Imagine a next-gen VR experience that lets you speak realistic scenes, intelligent characters and complex situations into being, then interact with them in real time. It's coming, due to a convergence of tech like this advance in real-time 3D video.
I've been wonking on about this for months now; between AI video generators like Sora, AI character and narrative building tools, AI music and sound effects creation tools, and projects like Google Genie, dedicated to live-creating entire interactive games and experiences in real time, most of the major ingredients are already here – in embryonic form.
Sure, there's no proper hologram generator as yet, but if you're willing to accept a VR headset on your noggin, speed, latency and convergence strike me as the only barriers between where we are now and a fully functioning Holodeck experience, in which you simply say where you want to be, who else is there and what should be happening, and then have a version of that appear before your eyes as a fully interactive experience.
Every now and then, in the flurry of progress across the AI field, something catches my eye that seems to bring this kind of experience another step closer. And today's is a research paper titled Representing Long Volumetric Video with Temporal Gaussian Hierarchy.
2. Real-time rendering demo on the SelfCap dataset pic.twitter.com/5qmhpVE2dS
— Min Choi (@minchoi) December 15, 2024
Volumetric video is by its nature more complex than regular video. Instead of a 2D array of square pixels changing over time, volumetric video generates cubic 'voxels' in a 3D space, a much more useful representation of a scene if you want to be able to walk around it and change your perspective. When you're playing a video game that represents the world in 3D, you're looking at volumetric video.

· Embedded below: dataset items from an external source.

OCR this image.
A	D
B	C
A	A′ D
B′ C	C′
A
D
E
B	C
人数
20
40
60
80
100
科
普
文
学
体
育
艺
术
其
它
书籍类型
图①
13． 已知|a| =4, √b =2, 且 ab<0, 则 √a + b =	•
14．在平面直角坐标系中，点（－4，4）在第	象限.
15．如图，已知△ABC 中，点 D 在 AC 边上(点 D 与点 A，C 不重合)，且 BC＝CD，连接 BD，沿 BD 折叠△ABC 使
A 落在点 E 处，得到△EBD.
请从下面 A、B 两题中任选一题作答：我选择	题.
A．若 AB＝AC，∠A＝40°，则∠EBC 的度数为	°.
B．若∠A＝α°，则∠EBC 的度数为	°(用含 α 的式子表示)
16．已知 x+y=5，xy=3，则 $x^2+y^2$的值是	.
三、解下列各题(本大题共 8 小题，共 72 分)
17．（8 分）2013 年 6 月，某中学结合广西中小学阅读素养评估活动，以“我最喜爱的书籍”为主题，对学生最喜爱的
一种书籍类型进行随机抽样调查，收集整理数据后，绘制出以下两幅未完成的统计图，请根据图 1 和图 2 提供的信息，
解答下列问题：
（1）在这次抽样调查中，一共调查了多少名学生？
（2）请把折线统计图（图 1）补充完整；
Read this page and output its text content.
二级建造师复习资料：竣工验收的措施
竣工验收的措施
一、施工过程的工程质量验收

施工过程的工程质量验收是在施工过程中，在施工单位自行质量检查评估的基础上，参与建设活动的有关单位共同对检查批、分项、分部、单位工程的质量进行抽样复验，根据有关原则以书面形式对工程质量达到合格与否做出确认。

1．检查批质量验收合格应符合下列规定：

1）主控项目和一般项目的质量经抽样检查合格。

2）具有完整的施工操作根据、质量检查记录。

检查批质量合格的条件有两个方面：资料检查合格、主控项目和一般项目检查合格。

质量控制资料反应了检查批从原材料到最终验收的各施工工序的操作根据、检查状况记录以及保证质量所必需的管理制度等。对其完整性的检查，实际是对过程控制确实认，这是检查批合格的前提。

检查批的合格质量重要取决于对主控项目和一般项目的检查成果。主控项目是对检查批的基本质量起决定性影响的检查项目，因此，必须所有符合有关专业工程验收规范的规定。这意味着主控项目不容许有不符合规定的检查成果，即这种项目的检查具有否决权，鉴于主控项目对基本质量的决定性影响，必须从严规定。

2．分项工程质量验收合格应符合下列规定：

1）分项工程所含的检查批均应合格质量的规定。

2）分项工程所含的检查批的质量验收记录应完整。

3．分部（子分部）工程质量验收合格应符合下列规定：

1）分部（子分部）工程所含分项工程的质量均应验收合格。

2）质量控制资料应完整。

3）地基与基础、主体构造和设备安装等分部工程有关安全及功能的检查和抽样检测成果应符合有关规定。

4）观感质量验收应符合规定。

This paper details an advance in volumetric video presentation that radically reduces the video RAM and data storage needed to render photo-realistic video from 3D video assets. It can render highly detailed scenes in 1080p resolution, at 450 frames per second, for a full 10 minutes or more, using a standard nVidia RTX 4090 GPU – and it can do it in real time, allowing interactive camera movement and whatnot.

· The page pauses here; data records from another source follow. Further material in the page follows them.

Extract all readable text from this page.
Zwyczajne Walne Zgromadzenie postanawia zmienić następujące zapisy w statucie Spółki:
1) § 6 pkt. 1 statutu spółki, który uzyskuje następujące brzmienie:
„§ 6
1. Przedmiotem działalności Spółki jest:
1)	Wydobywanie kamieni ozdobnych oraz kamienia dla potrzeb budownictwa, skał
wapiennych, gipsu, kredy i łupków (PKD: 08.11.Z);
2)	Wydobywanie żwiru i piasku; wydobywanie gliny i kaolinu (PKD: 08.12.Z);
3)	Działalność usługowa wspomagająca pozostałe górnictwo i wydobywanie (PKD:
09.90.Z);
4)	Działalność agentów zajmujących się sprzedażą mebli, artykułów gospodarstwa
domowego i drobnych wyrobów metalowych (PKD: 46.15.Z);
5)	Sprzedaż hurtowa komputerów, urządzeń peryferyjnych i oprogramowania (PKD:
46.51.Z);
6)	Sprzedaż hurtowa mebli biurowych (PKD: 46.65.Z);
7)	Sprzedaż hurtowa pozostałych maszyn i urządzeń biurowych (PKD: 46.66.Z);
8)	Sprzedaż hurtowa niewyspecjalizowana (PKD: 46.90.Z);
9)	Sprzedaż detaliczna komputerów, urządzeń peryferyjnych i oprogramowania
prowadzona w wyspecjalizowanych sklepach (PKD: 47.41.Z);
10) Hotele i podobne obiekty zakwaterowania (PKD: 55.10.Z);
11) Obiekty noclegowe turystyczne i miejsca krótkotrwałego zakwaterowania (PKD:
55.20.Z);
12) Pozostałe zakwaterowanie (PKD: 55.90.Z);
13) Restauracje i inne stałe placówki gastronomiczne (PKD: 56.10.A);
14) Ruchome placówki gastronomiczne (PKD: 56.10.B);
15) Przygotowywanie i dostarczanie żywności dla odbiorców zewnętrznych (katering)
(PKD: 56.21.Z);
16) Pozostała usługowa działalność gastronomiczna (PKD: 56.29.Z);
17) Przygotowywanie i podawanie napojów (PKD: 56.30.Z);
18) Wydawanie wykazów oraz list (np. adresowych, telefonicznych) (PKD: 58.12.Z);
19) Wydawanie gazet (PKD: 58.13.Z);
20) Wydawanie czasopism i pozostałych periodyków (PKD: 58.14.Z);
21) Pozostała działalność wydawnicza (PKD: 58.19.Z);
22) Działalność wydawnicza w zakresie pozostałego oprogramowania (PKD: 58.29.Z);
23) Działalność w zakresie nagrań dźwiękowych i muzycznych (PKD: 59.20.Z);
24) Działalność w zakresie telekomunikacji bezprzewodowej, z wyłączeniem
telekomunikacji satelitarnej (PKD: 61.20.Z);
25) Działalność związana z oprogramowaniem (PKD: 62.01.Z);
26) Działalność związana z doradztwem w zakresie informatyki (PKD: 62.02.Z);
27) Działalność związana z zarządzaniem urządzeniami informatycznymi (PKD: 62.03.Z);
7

The technique involved – Temporal Gaussian Hierarchy – essentially looks at the scene and works out which areas in the scene are changing quickly, and which are moving more slowly or not at all, and creates a hierarchy of representation so it can dedicate more time to rendering the complex, fast-moving bits and save time by dedicating less processing to the slow or static bits.
Boy does it do a good job, too. The researchers, a multinational team between Zhejiang University, Stanford University, and the Hong Kong University of Science and Technology, say the technique generated 18,000 frames of video using just 17.2 GB of VRAM and 2.2 GB of storage – a 30X and 26X reduction, respectively, compared to the previous state of the art 4K4D method.

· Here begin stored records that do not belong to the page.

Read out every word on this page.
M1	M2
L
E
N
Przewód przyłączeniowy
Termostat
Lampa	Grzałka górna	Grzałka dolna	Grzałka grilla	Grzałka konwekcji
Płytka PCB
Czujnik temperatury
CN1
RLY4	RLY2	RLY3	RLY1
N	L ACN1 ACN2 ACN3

Check out a more detailed explanation in the video below, if you've got the noggin for this kind of thing!
Whatever the witchcraft behind it, the results are extraordinary, as you'll have seen in the videos embedded throughout this piece. Just the way the hair is rendered blows my tiny mind. Again, that's in real time on a standard, if high-end, consumer-grade video card.
This kind of efficient, instantaneous rendering of complex 3D worlds could well become a crucial part of that Holodeck VR experience; if you can generate 450 frames of volumetric video per second, well, you can generate 225 frames of stereo 1080p vision per second for a VR headset, as shown below with an Apple Vision Pro.
4. Real-time VR demos on Apple Vision Pro pic.twitter.com/dYS29m60Ei
— Min Choi (@minchoi) December 15, 2024
It's pretty crazy stuff, and yet another reminder of the wild acceleration we're seeing across multiple fields in 2024. Very neat!